THE ADMINISTRATORS of Quinn Insurance are believed to have received more than the 900 applications for voluntary redundancy that they were seeking from staff by yesterday’s 5pm deadline.
The administrators – Michael McAteer and Paul McCann of Grant Thornton – last night began processing the applications to see how many will qualify for the redundancy package that they put on the table.
A target number of redundancies has been set for each location from which Quinn Insurance operates.
In addition, targets have been set for each grade within the company. Not all of the applications will necessarily qualify for the redundancy package.
It is only when the administrators have matched the number of applications to each grade and location that they will be able to determine if they have enough expressions of interest to avoid any compulsory lay-offs.

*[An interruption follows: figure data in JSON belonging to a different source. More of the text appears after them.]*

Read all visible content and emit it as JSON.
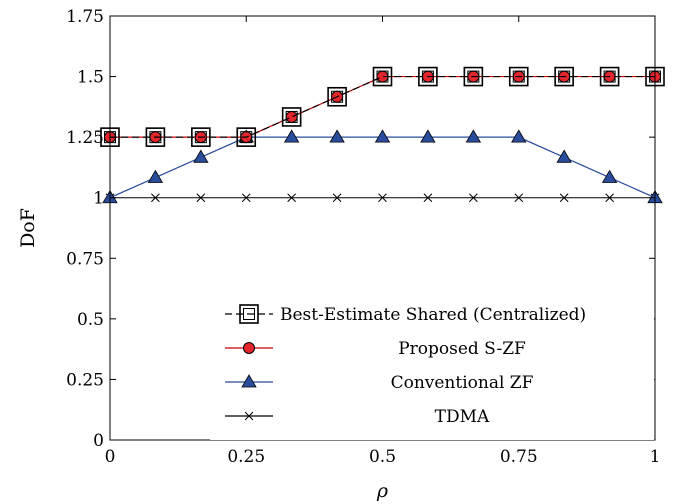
{
  "chart_data": {
    "type": "line",
    "xlabel": "ρ",
    "ylabel": "DoF",
    "xlim": [
      0,
      1
    ],
    "ylim": [
      0,
      1.75
    ],
    "xticks": [
      0,
      0.25,
      0.5,
      0.75,
      1
    ],
    "xtick_labels": [
      "0",
      "0.25",
      "0.5",
      "0.75",
      "1"
    ],
    "yticks": [
      0,
      0.25,
      0.5,
      0.75,
      1,
      1.25,
      1.5,
      1.75
    ],
    "ytick_labels": [
      "0",
      "0.25",
      "0.5",
      "0.75",
      "1",
      "1.25",
      "1.5",
      "1.75"
    ],
    "grid": false,
    "legend_position": "bottom-right",
    "x": [
      0,
      0.0833,
      0.1667,
      0.25,
      0.3333,
      0.4167,
      0.5,
      0.5833,
      0.6667,
      0.75,
      0.8333,
      0.9167,
      1
    ],
    "series": [
      {
        "name": "Best-Estimate Shared (Centralized)",
        "color": "#000000",
        "marker": "open-square",
        "line": "dashed",
        "values": [
          1.25,
          1.25,
          1.25,
          1.25,
          1.3333,
          1.4167,
          1.5,
          1.5,
          1.5,
          1.5,
          1.5,
          1.5,
          1.5
        ]
      },
      {
        "name": "Proposed S-ZF",
        "color": "#cc0000",
        "marker": "filled-circle",
        "line": "solid",
        "values": [
          1.25,
          1.25,
          1.25,
          1.25,
          1.3333,
          1.4167,
          1.5,
          1.5,
          1.5,
          1.5,
          1.5,
          1.5,
          1.5
        ]
      },
      {
        "name": "Conventional ZF",
        "color": "#2a4c9c",
        "marker": "filled-triangle",
        "line": "solid",
        "values": [
          1,
          1.0833,
          1.1667,
          1.25,
          1.25,
          1.25,
          1.25,
          1.25,
          1.25,
          1.25,
          1.1667,
          1.0833,
          1
        ]
      },
      {
        "name": "TDMA",
        "color": "#000000",
        "marker": "cross",
        "line": "solid",
        "values": [
          1,
          1,
          1,
          1,
          1,
          1,
          1,
          1,
          1,
          1,
          1,
          1,
          1
        ]
      }
    ]
  }
}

On April 30th, the administrators announced their intention to make 900 staff redundant at Quinn Insurance to help restore the business to profitability.

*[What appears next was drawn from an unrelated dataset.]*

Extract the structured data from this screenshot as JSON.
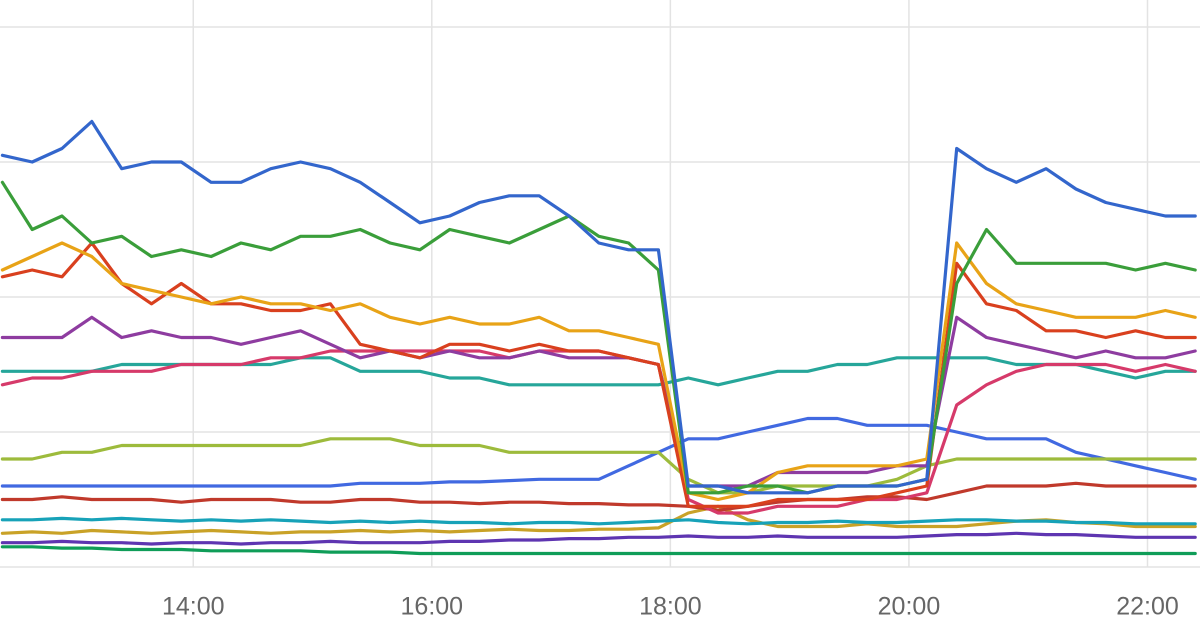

This represented 37 per cent of the company’s 2,450-strong workforce. At the time of the announcement, they stated their desire for the redundancies to be voluntary rather than compulsory.
They said the job cuts would be implemented over a 15-month period up to mid-2011.
The job losses are targeted to achieve savings of €30 million annually.
The biggest hit will be felt at Quinn’s Blanchardstown office, where 301 redundancies are being sought. In Cavan, it is proposed to cut 226 positions, while 109 will go in Navan.
Four positions will be lost at Quinn’s office on O’Connell Street, Dublin, while 179 jobs will be cut at its Enniskillen branch.
In Derrylin, Co Fermanagh, 27 redundancies are proposed for its claims branch, and there will be 54 posts cut in Manchester and London.
Last week, Colin Morgan stepped down as chief executive of Quinn Insurance.
The Financial Regulator sought to have administrators appointed to Quinn Insurance on March 30th after the company failed to comply with solvency ratios.
The Quinn Group, which is run by the family of Seán Quinn, has since agreed to sell the business.
The administrators have received about 47 expressions of interest, including from Anglo Irish Bank, and US insurer Liberty Mutual.
In a report presented to the president of the High Court, Mr Justice Nicholas Kearns, last week the administrators said a review by auditors had found that Quinn Insurance had under-provided for liabilities by €68 million last year.
The court was told that the firm made a loss of €47 million in 2009.